Yields the string value of SXML element attribute attr-node. This is used internally by asxt-attr-setter, but can also be used directly:

          (asxt-attr-value '(href ("http://") () (("foo.foo/"))))
          => "http://foo.foo/"
     

Note that this procedure flattens lists and concatenates strings in the value, although in most cases element attribute values will be represented in SXML as single strings.

— Syntax: asxt-attr-setter variable

Expands to: (asxt-setter variable asxt-attr-value)

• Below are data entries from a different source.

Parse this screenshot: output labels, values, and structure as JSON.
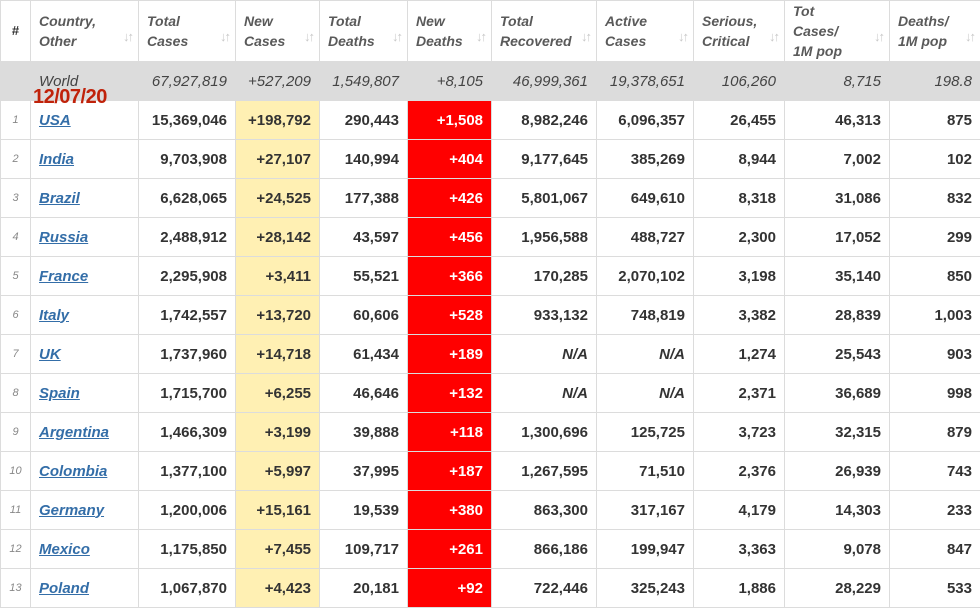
{
  "headers": {
    "num": "#",
    "country": "Country,\nOther",
    "total_cases": "Total\nCases",
    "new_cases": "New\nCases",
    "total_deaths": "Total\nDeaths",
    "new_deaths": "New\nDeaths",
    "total_recovered": "Total\nRecovered",
    "active_cases": "Active\nCases",
    "serious_critical": "Serious,\nCritical",
    "tot_cases_1m": "Tot Cases/\n1M pop",
    "deaths_1m": "Deaths/\n1M pop"
  },
  "sort_icon": "sort-arrows-icon",
  "sort_glyph": "↓↑",
  "date_overlay": "12/07/20",
  "world": {
    "label": "World",
    "total_cases": "67,927,819",
    "new_cases": "+527,209",
    "total_deaths": "1,549,807",
    "new_deaths": "+8,105",
    "total_recovered": "46,999,361",
    "active_cases": "19,378,651",
    "serious_critical": "106,260",
    "tot_cases_1m": "8,715",
    "deaths_1m": "198.8"
  },
  "colors": {
    "new_cases_bg": "#fff0b3",
    "new_deaths_bg": "#ff0000",
    "link": "#346ea8",
    "world_bg": "#dcdcdc",
    "date_overlay": "#c0220a"
  },
  "rows": [
    {
      "idx": "1",
      "country": "USA",
      "total_cases": "15,369,046",
      "new_cases": "+198,792",
      "total_deaths": "290,443",
      "new_deaths": "+1,508",
      "total_recovered": "8,982,246",
      "active_cases": "6,096,357",
      "serious_critical": "26,455",
      "tot_cases_1m": "46,313",
      "deaths_1m": "875"
    },
    {
      "idx": "2",
      "country": "India",
      "total_cases": "9,703,908",
      "new_cases": "+27,107",
      "total_deaths": "140,994",
      "new_deaths": "+404",
      "total_recovered": "9,177,645",
      "active_cases": "385,269",
      "serious_critical": "8,944",
      "tot_cases_1m": "7,002",
      "deaths_1m": "102"
    },
    {
      "idx": "3",
      "country": "Brazil",
      "total_cases": "6,628,065",
      "new_cases": "+24,525",
      "total_deaths": "177,388",
      "new_deaths": "+426",
      "total_recovered": "5,801,067",
      "active_cases": "649,610",
      "serious_critical": "8,318",
      "tot_cases_1m": "31,086",
      "deaths_1m": "832"
    },
    {
      "idx": "4",
      "country": "Russia",
      "total_cases": "2,488,912",
      "new_cases": "+28,142",
      "total_deaths": "43,597",
      "new_deaths": "+456",
      "total_recovered": "1,956,588",
      "active_cases": "488,727",
      "serious_critical": "2,300",
      "tot_cases_1m": "17,052",
      "deaths_1m": "299"
    },
    {
      "idx": "5",
      "country": "France",
      "total_cases": "2,295,908",
      "new_cases": "+3,411",
      "total_deaths": "55,521",
      "new_deaths": "+366",
      "total_recovered": "170,285",
      "active_cases": "2,070,102",
      "serious_critical": "3,198",
      "tot_cases_1m": "35,140",
      "deaths_1m": "850"
    },
    {
      "idx": "6",
      "country": "Italy",
      "total_cases": "1,742,557",
      "new_cases": "+13,720",
      "total_deaths": "60,606",
      "new_deaths": "+528",
      "total_recovered": "933,132",
      "active_cases": "748,819",
      "serious_critical": "3,382",
      "tot_cases_1m": "28,839",
      "deaths_1m": "1,003"
    },
    {
      "idx": "7",
      "country": "UK",
      "total_cases": "1,737,960",
      "new_cases": "+14,718",
      "total_deaths": "61,434",
      "new_deaths": "+189",
      "total_recovered": "N/A",
      "active_cases": "N/A",
      "serious_critical": "1,274",
      "tot_cases_1m": "25,543",
      "deaths_1m": "903"
    },
    {
      "idx": "8",
      "country": "Spain",
      "total_cases": "1,715,700",
      "new_cases": "+6,255",
      "total_deaths": "46,646",
      "new_deaths": "+132",
      "total_recovered": "N/A",
      "active_cases": "N/A",
      "serious_critical": "2,371",
      "tot_cases_1m": "36,689",
      "deaths_1m": "998"
    },
    {
      "idx": "9",
      "country": "Argentina",
      "total_cases": "1,466,309",
      "new_cases": "+3,199",
      "total_deaths": "39,888",
      "new_deaths": "+118",
      "total_recovered": "1,300,696",
      "active_cases": "125,725",
      "serious_critical": "3,723",
      "tot_cases_1m": "32,315",
      "deaths_1m": "879"
    },
    {
      "idx": "10",
      "country": "Colombia",
      "total_cases": "1,377,100",
      "new_cases": "+5,997",
      "total_deaths": "37,995",
      "new_deaths": "+187",
      "total_recovered": "1,267,595",
      "active_cases": "71,510",
      "serious_critical": "2,376",
      "tot_cases_1m": "26,939",
      "deaths_1m": "743"
    },
    {
      "idx": "11",
      "country": "Germany",
      "total_cases": "1,200,006",
      "new_cases": "+15,161",
      "total_deaths": "19,539",
      "new_deaths": "+380",
      "total_recovered": "863,300",
      "active_cases": "317,167",
      "serious_critical": "4,179",
      "tot_cases_1m": "14,303",
      "deaths_1m": "233"
    },
    {
      "idx": "12",
      "country": "Mexico",
      "total_cases": "1,175,850",
      "new_cases": "+7,455",
      "total_deaths": "109,717",
      "new_deaths": "+261",
      "total_recovered": "866,186",
      "active_cases": "199,947",
      "serious_critical": "3,363",
      "tot_cases_1m": "9,078",
      "deaths_1m": "847"
    },
    {
      "idx": "13",
      "country": "Poland",
      "total_cases": "1,067,870",
      "new_cases": "+4,423",
      "total_deaths": "20,181",
      "new_deaths": "+92",
      "total_recovered": "722,446",
      "active_cases": "325,243",
      "serious_critical": "1,886",
      "tot_cases_1m": "28,229",
      "deaths_1m": "533"
    }
  ]
}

For an illustrative example, a program that accepts HTML in SXML form and yields a list of the URLs of img elements along with any width and height information specified for each in the HTML:

          (define scraped-imgs
            (compiled-asxt
             `((*text*    *null*)
               (*default* (*inherit*))
               (@         *null*)
               (img       ,(lambda (node)
                             (let ((s #f) (w #f) (h #f))
                               (asxt `((@ ((*default* *null*)
                                           (src       ,(asxt-attr-setter s))
                                           (width     ,(asxt-attr-setter w))
                                           (height    ,(asxt-attr-setter h)))))
                                     (cdr node))
                               (vector s w h)))))))
          
          (asxt scraped-imgs
                '(html (body (img (@ (height "60") (src "b.jpg") (width "80")))
                             (p "Stage Right: "
                                (img (@ (src "a.jpg") (align "right"))))))
          => (#("b.jpg" "80" "60") #("a.jpg" #f #f))
     

References

[HtmlPrag]
Neil W. Van Dyke, “HtmlPrag: Pragmatic Parsing of HTML to SHTML and SXML.”
http://www.neilvandyke.org/htmlprag/
[LGPL]
Free Software Foundation, “GNU Lesser General Public License,” Version 2.1, February 1999, 59 Temple Place, Suite 330, Boston, MA 02111-1307 USA.
http://www.gnu.org/copyleft/lesser.html
[Pre-post-order]
Oleg Kiselyov, “XML/HTML processing in Scheme: SXML expression tree transformers,”
http://pobox.com/~oleg/ftp/Scheme/lib/SXML-tree-trans.scm
[SRFI-23]
Stephan Houben, “Error reporting mechanism,” SRFI 23, 26 April 2001.
http://srfi.schemers.org/srfi-23/srfi-23.html
[SSAX]
Oleg Kiselyov, “A functional-style framework to parse XML documents,” 5 September 2002.
http://pobox.com/~oleg/ftp/Scheme/xml.html#XML-parser
[STX]
Kirill Lisovsky, “STX,”
http://www.pair.com/lisovsky/transform/stx/
[SXML]
Oleg Kiselyov, “SXML,” revision 3.0.
http://pobox.com/~oleg/ftp/Scheme/SXML.html
[SXPath]
Kirill Lisovsky, “SXPath - SXML Query Language,”
http://pair.com/lisovsky/query/sxpath/
[WebIt]
Jim Bender, “WebIt! - An XML Framework for Scheme.”
http://celtic.benderweb.net/webit/

Footnotes

[1] “ASXT” may be pronounced phonetically, in which case the following mnemonic might be helpful:
“Thrice have I ASXT thee to transform!”